Banyak orang yang menginginkan kucing dengan hidung yang cenderung pesek atau flat karena dinilai lebih menggemaskan.

Beberapa kucing yang memiliki bentuk hidung flat seperti persia, sedangkan untuk jenis ras yang memiliki bentuk hidung mancung ada kucing balinese.

5. Ekor

Ciri-ciri kucing selanjutnya ada pada bagian ekor yang memiliki bentuk yang beragam mulai dari panjang, menengah, pendek hingga tak memiliki ekor.
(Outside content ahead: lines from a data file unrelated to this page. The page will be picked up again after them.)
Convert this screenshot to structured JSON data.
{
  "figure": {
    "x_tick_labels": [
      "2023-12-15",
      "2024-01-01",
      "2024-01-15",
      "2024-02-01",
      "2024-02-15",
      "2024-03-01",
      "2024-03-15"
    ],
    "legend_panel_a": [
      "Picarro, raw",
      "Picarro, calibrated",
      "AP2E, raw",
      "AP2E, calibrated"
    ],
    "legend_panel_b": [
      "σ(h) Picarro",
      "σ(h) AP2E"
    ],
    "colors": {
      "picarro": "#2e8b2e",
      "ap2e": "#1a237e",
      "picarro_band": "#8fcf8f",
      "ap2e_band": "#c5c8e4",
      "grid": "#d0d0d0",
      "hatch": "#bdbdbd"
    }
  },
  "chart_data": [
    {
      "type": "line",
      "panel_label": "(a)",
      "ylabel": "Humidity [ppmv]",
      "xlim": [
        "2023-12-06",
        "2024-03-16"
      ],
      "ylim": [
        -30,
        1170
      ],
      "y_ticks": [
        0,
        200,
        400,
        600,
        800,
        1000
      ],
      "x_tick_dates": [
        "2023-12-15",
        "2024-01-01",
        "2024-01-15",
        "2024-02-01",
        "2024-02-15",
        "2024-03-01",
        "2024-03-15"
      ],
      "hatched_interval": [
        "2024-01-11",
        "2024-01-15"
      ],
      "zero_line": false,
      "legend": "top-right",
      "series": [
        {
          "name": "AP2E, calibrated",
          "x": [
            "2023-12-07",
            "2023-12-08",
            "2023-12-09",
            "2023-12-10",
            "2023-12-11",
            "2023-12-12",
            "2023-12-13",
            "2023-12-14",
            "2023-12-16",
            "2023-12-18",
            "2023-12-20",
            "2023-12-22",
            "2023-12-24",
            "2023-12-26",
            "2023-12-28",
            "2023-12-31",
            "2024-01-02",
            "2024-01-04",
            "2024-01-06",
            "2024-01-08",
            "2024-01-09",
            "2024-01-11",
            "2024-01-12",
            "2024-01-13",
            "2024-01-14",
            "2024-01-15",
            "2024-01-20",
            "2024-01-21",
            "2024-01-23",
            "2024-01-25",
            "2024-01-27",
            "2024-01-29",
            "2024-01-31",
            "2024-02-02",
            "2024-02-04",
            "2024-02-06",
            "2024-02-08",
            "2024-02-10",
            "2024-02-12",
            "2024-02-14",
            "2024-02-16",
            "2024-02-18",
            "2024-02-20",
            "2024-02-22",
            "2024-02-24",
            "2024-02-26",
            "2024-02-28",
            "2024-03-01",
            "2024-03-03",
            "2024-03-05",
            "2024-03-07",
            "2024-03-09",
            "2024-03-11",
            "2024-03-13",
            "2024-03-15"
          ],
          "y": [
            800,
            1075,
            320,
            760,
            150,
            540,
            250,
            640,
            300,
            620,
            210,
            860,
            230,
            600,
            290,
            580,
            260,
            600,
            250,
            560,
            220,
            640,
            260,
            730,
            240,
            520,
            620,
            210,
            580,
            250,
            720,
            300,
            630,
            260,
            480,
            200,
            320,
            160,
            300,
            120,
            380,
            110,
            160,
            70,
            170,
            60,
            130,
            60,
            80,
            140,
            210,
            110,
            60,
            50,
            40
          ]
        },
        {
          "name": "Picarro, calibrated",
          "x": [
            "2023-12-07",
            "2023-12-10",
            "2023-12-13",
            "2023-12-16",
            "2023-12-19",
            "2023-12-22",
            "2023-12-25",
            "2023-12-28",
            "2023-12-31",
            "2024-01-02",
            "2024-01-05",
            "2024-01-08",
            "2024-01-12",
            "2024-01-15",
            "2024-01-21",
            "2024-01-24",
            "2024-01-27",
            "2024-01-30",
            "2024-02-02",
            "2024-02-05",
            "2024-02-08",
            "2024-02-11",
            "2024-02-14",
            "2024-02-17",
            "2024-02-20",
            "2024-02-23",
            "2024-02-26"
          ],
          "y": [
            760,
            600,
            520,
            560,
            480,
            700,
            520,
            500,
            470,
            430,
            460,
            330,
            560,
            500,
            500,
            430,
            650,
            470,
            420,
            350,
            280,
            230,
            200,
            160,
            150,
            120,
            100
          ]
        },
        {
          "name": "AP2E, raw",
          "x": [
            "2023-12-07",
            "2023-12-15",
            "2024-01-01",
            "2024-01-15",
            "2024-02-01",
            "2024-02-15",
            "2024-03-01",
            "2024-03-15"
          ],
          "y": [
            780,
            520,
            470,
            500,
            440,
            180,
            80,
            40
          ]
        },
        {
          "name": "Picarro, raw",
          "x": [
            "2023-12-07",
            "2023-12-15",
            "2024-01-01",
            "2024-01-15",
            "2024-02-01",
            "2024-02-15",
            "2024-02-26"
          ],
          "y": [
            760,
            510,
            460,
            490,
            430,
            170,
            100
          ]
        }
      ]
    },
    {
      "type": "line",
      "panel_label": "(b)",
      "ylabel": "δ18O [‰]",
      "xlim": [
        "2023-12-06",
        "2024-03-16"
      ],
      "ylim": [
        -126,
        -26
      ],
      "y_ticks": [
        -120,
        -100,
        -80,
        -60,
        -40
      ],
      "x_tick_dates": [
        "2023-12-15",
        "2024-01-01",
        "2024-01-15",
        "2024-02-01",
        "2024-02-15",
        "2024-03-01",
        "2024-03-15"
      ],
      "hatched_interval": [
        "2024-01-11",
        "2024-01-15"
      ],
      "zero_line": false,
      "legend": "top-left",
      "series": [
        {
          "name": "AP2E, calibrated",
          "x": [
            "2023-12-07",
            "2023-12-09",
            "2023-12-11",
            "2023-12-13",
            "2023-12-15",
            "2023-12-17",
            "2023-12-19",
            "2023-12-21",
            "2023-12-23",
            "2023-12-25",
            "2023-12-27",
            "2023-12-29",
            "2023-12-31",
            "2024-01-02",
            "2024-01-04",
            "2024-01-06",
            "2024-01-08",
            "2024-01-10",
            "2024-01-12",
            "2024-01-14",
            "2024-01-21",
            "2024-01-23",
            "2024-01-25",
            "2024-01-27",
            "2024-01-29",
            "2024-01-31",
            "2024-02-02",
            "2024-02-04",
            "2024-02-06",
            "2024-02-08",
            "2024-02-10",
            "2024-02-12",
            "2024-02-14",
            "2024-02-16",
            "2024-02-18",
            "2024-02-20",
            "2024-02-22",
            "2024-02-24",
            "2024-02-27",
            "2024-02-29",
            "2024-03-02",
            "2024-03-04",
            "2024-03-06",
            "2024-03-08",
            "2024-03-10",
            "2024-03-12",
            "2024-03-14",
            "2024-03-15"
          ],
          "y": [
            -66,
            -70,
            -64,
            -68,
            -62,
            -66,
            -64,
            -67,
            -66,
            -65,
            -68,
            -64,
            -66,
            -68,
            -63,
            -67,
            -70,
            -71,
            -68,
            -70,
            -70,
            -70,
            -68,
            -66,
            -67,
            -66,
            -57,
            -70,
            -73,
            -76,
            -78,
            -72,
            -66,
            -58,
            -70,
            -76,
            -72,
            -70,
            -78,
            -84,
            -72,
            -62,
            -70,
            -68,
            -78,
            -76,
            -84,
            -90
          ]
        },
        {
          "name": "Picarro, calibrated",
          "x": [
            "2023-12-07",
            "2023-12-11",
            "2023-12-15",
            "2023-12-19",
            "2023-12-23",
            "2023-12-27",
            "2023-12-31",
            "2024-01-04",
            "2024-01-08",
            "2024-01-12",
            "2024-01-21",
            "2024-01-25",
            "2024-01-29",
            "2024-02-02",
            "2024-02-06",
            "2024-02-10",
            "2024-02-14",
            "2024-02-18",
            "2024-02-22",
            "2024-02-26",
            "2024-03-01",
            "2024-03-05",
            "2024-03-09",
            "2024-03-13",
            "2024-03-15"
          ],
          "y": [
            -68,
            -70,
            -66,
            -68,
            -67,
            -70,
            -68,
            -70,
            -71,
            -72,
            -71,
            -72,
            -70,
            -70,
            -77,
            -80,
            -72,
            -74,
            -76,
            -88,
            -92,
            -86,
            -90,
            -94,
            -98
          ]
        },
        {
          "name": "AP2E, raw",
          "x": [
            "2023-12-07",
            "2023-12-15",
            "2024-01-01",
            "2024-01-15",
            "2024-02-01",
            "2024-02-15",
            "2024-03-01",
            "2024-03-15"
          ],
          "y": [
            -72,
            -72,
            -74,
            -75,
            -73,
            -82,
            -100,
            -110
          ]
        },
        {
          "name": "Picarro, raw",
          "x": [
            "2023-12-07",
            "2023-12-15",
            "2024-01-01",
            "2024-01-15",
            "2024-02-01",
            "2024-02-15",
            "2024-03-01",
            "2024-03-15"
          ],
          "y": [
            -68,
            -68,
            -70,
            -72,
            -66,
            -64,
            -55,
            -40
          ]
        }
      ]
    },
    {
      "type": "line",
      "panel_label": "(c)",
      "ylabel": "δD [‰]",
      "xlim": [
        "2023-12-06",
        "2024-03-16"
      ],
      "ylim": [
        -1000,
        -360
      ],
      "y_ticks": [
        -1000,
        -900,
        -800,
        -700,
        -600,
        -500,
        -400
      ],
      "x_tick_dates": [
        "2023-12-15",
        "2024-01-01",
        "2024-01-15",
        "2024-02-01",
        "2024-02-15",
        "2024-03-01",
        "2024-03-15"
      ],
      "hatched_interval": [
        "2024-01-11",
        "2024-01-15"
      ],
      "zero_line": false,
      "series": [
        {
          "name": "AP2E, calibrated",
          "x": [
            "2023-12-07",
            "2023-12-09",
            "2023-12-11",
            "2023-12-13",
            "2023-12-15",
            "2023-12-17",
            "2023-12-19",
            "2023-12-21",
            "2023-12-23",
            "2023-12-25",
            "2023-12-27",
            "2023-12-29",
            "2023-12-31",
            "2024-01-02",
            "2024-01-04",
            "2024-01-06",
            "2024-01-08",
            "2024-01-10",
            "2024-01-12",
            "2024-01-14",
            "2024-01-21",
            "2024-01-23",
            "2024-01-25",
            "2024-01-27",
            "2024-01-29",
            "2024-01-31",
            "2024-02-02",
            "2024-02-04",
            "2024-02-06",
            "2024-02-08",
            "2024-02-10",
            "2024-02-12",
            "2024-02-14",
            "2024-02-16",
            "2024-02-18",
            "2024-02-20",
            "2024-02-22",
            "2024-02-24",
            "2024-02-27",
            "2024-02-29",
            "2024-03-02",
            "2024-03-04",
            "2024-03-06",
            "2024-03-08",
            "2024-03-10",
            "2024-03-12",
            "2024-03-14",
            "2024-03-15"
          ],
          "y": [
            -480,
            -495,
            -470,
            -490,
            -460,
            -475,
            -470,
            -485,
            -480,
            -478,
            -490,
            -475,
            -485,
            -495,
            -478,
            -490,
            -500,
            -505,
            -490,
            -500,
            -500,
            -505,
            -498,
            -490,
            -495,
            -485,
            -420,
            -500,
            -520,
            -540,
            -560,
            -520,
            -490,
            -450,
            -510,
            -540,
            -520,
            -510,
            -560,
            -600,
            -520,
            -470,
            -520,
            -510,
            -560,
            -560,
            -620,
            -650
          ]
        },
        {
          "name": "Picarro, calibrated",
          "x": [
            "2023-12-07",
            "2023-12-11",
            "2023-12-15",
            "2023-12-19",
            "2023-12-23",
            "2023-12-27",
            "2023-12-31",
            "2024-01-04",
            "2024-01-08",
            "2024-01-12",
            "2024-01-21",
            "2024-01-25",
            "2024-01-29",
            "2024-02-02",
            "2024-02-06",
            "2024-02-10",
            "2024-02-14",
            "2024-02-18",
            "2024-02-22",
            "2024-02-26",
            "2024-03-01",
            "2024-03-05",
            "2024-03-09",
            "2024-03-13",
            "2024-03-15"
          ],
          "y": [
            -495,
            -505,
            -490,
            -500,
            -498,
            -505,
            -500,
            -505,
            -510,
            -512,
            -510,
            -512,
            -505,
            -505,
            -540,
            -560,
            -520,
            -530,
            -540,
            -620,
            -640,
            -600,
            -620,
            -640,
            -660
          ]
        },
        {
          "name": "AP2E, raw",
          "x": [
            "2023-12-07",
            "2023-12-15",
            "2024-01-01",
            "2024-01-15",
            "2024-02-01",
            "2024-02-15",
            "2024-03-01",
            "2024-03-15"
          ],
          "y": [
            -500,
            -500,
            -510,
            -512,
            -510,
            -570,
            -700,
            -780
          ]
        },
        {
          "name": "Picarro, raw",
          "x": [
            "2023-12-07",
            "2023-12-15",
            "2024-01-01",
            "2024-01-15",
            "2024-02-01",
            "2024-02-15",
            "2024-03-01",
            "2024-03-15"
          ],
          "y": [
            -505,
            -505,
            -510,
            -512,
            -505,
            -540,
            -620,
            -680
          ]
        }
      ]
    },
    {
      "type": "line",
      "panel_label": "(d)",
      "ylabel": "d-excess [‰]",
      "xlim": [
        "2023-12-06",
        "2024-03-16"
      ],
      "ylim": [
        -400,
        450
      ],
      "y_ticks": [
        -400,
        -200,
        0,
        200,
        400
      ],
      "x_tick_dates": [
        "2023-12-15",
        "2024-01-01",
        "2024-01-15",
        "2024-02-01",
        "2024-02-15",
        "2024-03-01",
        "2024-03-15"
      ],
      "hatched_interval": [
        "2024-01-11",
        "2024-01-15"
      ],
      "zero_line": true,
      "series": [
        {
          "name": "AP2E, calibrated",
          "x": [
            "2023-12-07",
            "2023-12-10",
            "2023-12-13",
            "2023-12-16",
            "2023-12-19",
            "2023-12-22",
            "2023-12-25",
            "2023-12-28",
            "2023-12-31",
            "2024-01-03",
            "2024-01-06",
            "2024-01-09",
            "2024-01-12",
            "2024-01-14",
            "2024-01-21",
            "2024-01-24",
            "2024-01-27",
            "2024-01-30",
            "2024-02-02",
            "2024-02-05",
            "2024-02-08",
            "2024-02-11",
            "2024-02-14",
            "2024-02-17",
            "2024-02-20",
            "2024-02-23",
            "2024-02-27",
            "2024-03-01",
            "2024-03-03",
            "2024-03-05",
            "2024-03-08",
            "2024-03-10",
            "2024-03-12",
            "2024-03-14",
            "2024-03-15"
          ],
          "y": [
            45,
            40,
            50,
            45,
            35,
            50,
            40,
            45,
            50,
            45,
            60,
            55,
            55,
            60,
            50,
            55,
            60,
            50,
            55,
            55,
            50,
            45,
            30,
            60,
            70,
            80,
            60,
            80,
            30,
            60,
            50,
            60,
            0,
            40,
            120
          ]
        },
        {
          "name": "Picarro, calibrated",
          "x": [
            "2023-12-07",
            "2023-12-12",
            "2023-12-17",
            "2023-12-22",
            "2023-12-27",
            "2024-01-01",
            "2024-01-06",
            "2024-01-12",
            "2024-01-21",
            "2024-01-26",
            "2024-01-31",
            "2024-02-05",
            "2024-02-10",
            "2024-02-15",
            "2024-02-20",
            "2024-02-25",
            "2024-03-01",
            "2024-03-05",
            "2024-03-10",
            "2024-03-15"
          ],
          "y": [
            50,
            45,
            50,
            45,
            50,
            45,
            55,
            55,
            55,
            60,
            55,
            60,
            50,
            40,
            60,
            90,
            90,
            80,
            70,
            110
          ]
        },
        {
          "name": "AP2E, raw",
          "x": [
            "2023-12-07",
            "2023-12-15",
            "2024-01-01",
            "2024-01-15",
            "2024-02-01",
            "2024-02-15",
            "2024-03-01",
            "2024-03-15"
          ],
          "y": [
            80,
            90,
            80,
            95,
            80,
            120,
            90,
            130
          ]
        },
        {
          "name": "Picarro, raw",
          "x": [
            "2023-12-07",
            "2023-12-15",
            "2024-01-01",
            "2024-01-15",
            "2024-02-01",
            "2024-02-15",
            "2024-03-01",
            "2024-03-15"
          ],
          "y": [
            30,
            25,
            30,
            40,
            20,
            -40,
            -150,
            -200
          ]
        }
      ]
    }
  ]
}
Kucing persia biasanya memiliki bentuk ekor yang panjang dengan ciri khusus bulu yang tebal dan lurus. Sedangkan pada kucing Ragdoll memiliki bentuk lembut dan lurus.

Pada kucing yang memiliki ciri ekor sedang atau memiliki ciri ekor yang tebal pada bagian pangkal hingga ujung tumpul.

Sedangkan pada kucing yang memiliki ekor pendek memiliki ciri bagian ekor tebal, lurus hingga melingkar.

Itulah beberapa penjelasan mengenai apa itu kucing serta penjelasan mengenai asal-usul, ciri-ciri hingga karakteristiknya, semoga bermanfaat.